The impact of Marshall McLuhan's groundbreaking insights into communication technology and its effect on society and the individual continues to be a heavily discussed topic among media and culture academics. He wrote extensively on several ideas and theories, expressed in several publications throughout his academic lifetime. The effects of his writing on media and cultural studies are inexhaustible, and his concepts regarding communication technology are continually being explored and debated. McLuhan's contributions to media studies focus on how media affects and modifies society, notably the ways in which it does so seemingly inconspicuously. .
Born Herbert Marshall McLuhan on July 21, 1911 in Edmonton, Alberta, McLuhan entered the University of Manitoba in 1928 and left in 1935 with his MA. He then studied literature at Cambridge University and earned his PhD in 1942. He taught at the University of Toronto, and in 1963, he became the first director of the Center for Culture and Technology, a center created specifically for McLuhan and his work.

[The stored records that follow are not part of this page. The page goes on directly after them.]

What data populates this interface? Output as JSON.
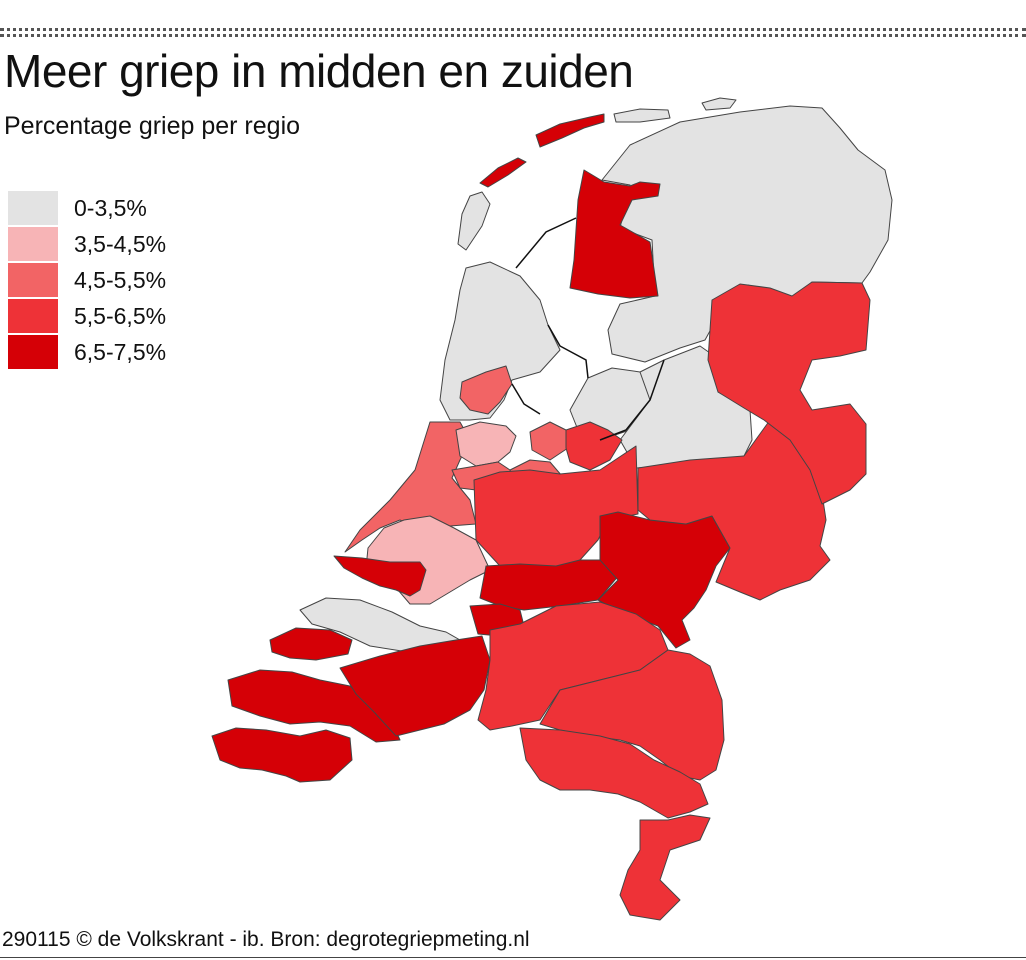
{
  "header": {
    "title": "Meer griep in midden en zuiden",
    "subtitle": "Percentage griep per regio"
  },
  "legend": {
    "items": [
      {
        "label": "0-3,5%",
        "color": "#e3e3e3"
      },
      {
        "label": "3,5-4,5%",
        "color": "#f7b4b6"
      },
      {
        "label": "4,5-5,5%",
        "color": "#f26465"
      },
      {
        "label": "5,5-6,5%",
        "color": "#ee3237"
      },
      {
        "label": "6,5-7,5%",
        "color": "#d50006"
      }
    ]
  },
  "footer": {
    "credit": "290115 © de Volkskrant - ib. Bron: degrotegriepmeting.nl"
  },
  "colors": {
    "water_outline": "#111111",
    "region_border": "#444444"
  }
}
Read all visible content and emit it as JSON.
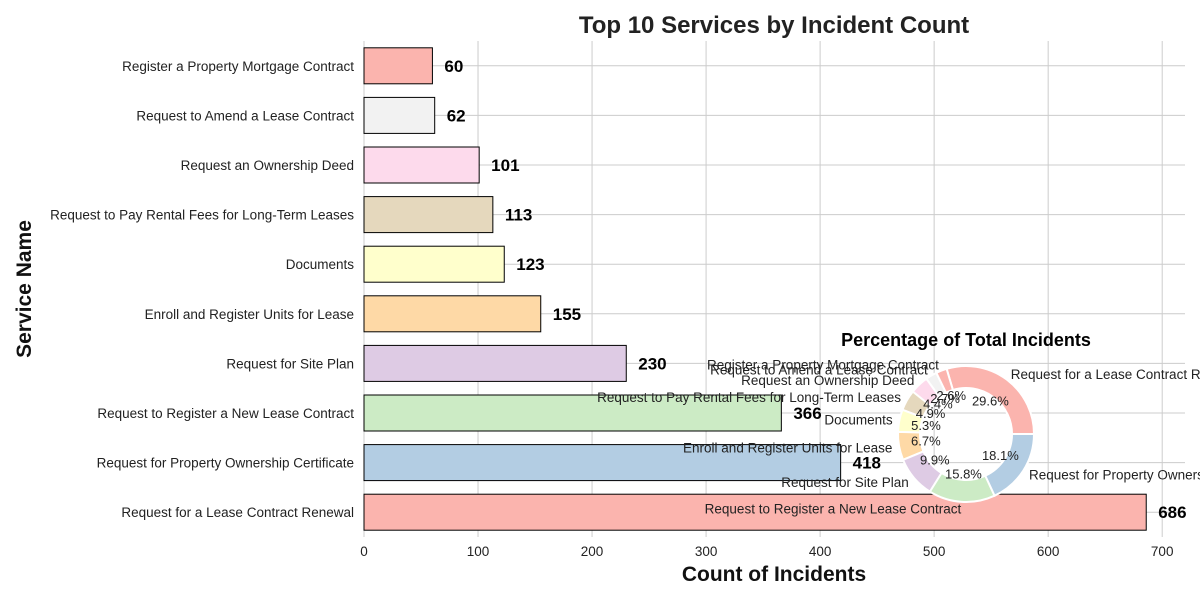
{
  "chart_data": [
    {
      "type": "bar",
      "orientation": "horizontal",
      "title": "Top 10 Services by Incident Count",
      "xlabel": "Count of Incidents",
      "ylabel": "Service Name",
      "xlim": [
        0,
        720
      ],
      "xticks": [
        0,
        100,
        200,
        300,
        400,
        500,
        600,
        700
      ],
      "grid": true,
      "categories": [
        "Request for a Lease Contract Renewal",
        "Request for Property Ownership Certificate",
        "Request to Register a New Lease Contract",
        "Request for Site Plan",
        "Enroll and Register Units for Lease",
        "Documents",
        "Request to Pay Rental Fees for Long-Term Leases",
        "Request an Ownership Deed",
        "Request to Amend a Lease Contract",
        "Register a Property Mortgage Contract"
      ],
      "values": [
        686,
        418,
        366,
        230,
        155,
        123,
        113,
        101,
        62,
        60
      ],
      "value_labels": [
        "686",
        "418",
        "366",
        "230",
        "155",
        "123",
        "113",
        "101",
        "62",
        "60"
      ],
      "colors": [
        "#fbb4ae",
        "#b3cde3",
        "#ccebc5",
        "#decbe4",
        "#fed9a6",
        "#ffffcc",
        "#e5d8bd",
        "#fddaec",
        "#f2f2f2",
        "#fbb4ae"
      ]
    },
    {
      "type": "pie",
      "donut": true,
      "title": "Percentage of Total Incidents",
      "categories": [
        "Request for a Lease Contract Renewal",
        "Register a Property Mortgage Contract",
        "Request to Amend a Lease Contract",
        "Request an Ownership Deed",
        "Request to Pay Rental Fees for Long-Term Leases",
        "Documents",
        "Enroll and Register Units for Lease",
        "Request for Site Plan",
        "Request to Register a New Lease Contract",
        "Request for Property Ownership Certificate"
      ],
      "values": [
        29.6,
        2.6,
        2.7,
        4.4,
        4.9,
        5.3,
        6.7,
        9.9,
        15.8,
        18.1
      ],
      "value_labels": [
        "29.6%",
        "2.6%",
        "2.7%",
        "4.4%",
        "4.9%",
        "5.3%",
        "6.7%",
        "9.9%",
        "15.8%",
        "18.1%"
      ],
      "colors": [
        "#fbb4ae",
        "#fbb4ae",
        "#f2f2f2",
        "#fddaec",
        "#e5d8bd",
        "#ffffcc",
        "#fed9a6",
        "#decbe4",
        "#ccebc5",
        "#b3cde3"
      ]
    }
  ]
}
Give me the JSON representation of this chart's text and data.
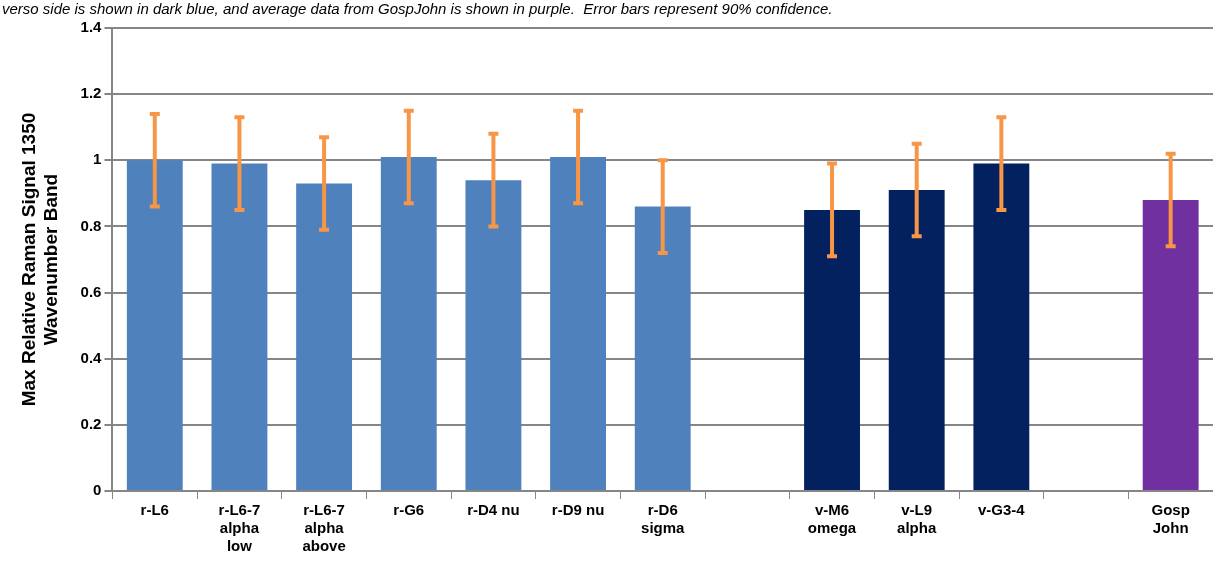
{
  "chart_data": {
    "type": "bar",
    "annotations": [
      "verso side is shown in dark blue, and average data from GospJohn is shown in purple.  Error bars represent 90% confidence."
    ],
    "ylabel": "Max Relative Raman Signal 1350\nWavenumber Band",
    "categories": [
      "r-L6",
      "r-L6-7\nalpha\nlow",
      "r-L6-7\nalpha\nabove",
      "r-G6",
      "r-D4 nu",
      "r-D9 nu",
      "r-D6\nsigma",
      null,
      "v-M6\nomega",
      "v-L9\nalpha",
      "v-G3-4",
      null,
      "Gosp\nJohn"
    ],
    "values": [
      1.0,
      0.99,
      0.93,
      1.01,
      0.94,
      1.01,
      0.86,
      null,
      0.85,
      0.91,
      0.99,
      null,
      0.88
    ],
    "errors": [
      0.14,
      0.14,
      0.14,
      0.14,
      0.14,
      0.14,
      0.14,
      null,
      0.14,
      0.14,
      0.14,
      null,
      0.14
    ],
    "colors": [
      "#4f81bd",
      "#4f81bd",
      "#4f81bd",
      "#4f81bd",
      "#4f81bd",
      "#4f81bd",
      "#4f81bd",
      "#4f81bd",
      "#03215e",
      "#03215e",
      "#03215e",
      "#03215e",
      "#7030a0"
    ],
    "ylim": [
      0,
      1.4
    ],
    "yticks": [
      0,
      0.2,
      0.4,
      0.6,
      0.8,
      1,
      1.2,
      1.4
    ],
    "grid": "y",
    "legend": false
  }
}
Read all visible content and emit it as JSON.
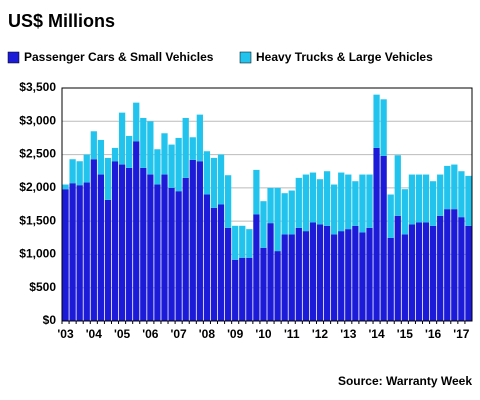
{
  "chart_data": {
    "type": "stacked_bar",
    "title": "US$ Millions",
    "source": "Source: Warranty Week",
    "categories": [
      "'03",
      null,
      null,
      null,
      "'04",
      null,
      null,
      null,
      "'05",
      null,
      null,
      null,
      "'06",
      null,
      null,
      null,
      "'07",
      null,
      null,
      null,
      "'08",
      null,
      null,
      null,
      "'09",
      null,
      null,
      null,
      "'10",
      null,
      null,
      null,
      "'11",
      null,
      null,
      null,
      "'12",
      null,
      null,
      null,
      "'13",
      null,
      null,
      null,
      "'14",
      null,
      null,
      null,
      "'15",
      null,
      null,
      null,
      "'16",
      null,
      null,
      null,
      "'17",
      null
    ],
    "series": [
      {
        "name": "Passenger Cars & Small Vehicles",
        "color": "#1c1cd8",
        "values": [
          1980,
          2070,
          2040,
          2080,
          2430,
          2200,
          1820,
          2400,
          2350,
          2300,
          2700,
          2300,
          2200,
          2050,
          2200,
          2000,
          1950,
          2150,
          2420,
          2400,
          1900,
          1700,
          1750,
          1400,
          920,
          950,
          950,
          1600,
          1100,
          1470,
          1050,
          1300,
          1300,
          1400,
          1350,
          1480,
          1450,
          1430,
          1300,
          1350,
          1380,
          1430,
          1330,
          1400,
          2600,
          2480,
          1250,
          1580,
          1300,
          1450,
          1480,
          1480,
          1430,
          1580,
          1680,
          1680,
          1560,
          1430
        ]
      },
      {
        "name": "Heavy Trucks & Large Vehicles",
        "color": "#22c4ee",
        "values": [
          70,
          360,
          360,
          420,
          420,
          520,
          630,
          200,
          780,
          480,
          580,
          750,
          800,
          530,
          620,
          650,
          800,
          900,
          340,
          700,
          650,
          750,
          750,
          790,
          510,
          480,
          430,
          670,
          700,
          530,
          950,
          620,
          660,
          750,
          850,
          750,
          680,
          820,
          750,
          880,
          820,
          670,
          870,
          800,
          800,
          850,
          650,
          910,
          680,
          750,
          720,
          720,
          670,
          620,
          650,
          670,
          690,
          750
        ]
      }
    ],
    "ylim": [
      0,
      3500
    ],
    "yticks": [
      {
        "value": 0,
        "label": "$0"
      },
      {
        "value": 500,
        "label": "$500"
      },
      {
        "value": 1000,
        "label": "$1,000"
      },
      {
        "value": 1500,
        "label": "$1,500"
      },
      {
        "value": 2000,
        "label": "$2,000"
      },
      {
        "value": 2500,
        "label": "$2,500"
      },
      {
        "value": 3000,
        "label": "$3,000"
      },
      {
        "value": 3500,
        "label": "$3,500"
      }
    ],
    "grid": true
  }
}
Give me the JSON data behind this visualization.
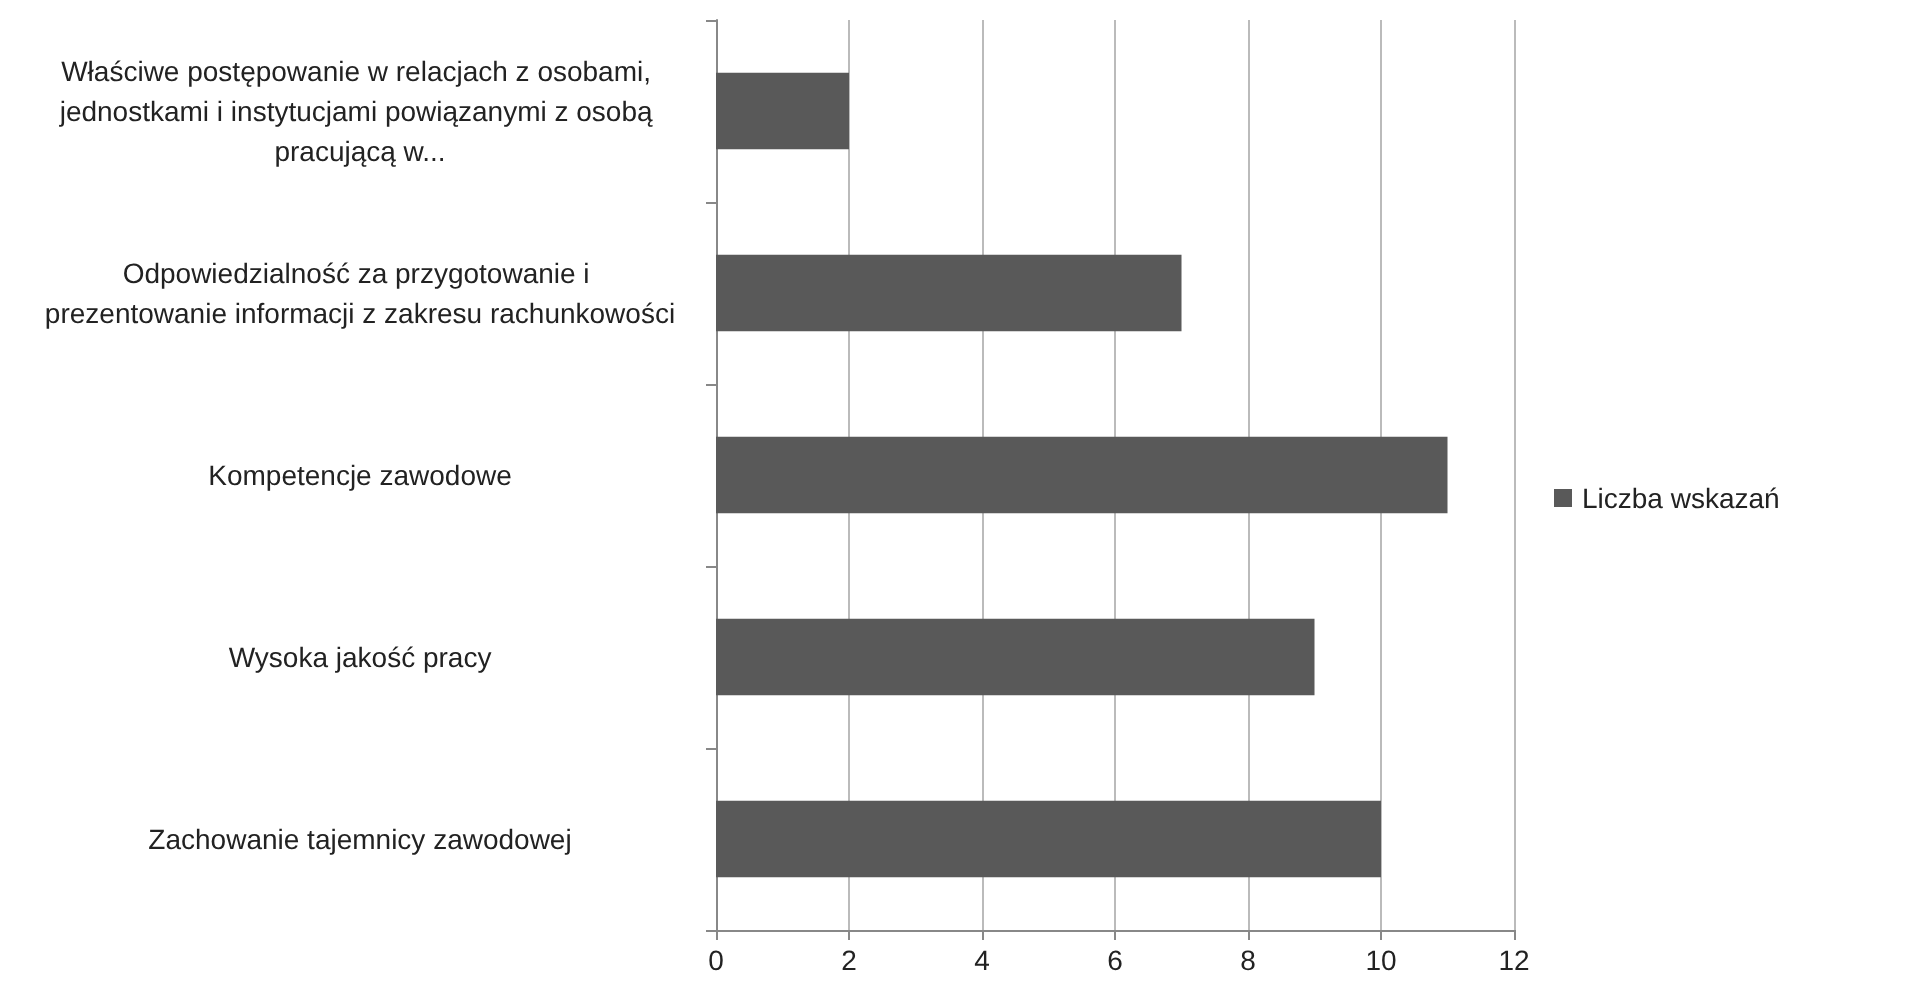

He died on New Years Eve in 1980. (McLuhan.ca) Following his death, McLuhan was dismissed as a unique academic whose ideas were not much more than eccentric and outdated. However, as the world rapidly progresses in an era of communication technologies, McLuhan's theories are proving to be useful and relevant in the 21st century. (Wolf 1).
One of McLuhan's primary ideas is the medium is the message', which argues that it is important to examine the medium which is carrying the message, as it is this medium that is actually affecting society. The message itself becomes devalued in comparison to the method used to express it, because it is that method which defines societal communication. McLuhan insists that the ""message- of any medium or technology is the change of scale or pace or pattern that it introduces into human affairs."" (McLuhan 8) McLuhan finds importance in how the medium operates within society, and was one of the first theorists to look at communication in such a way.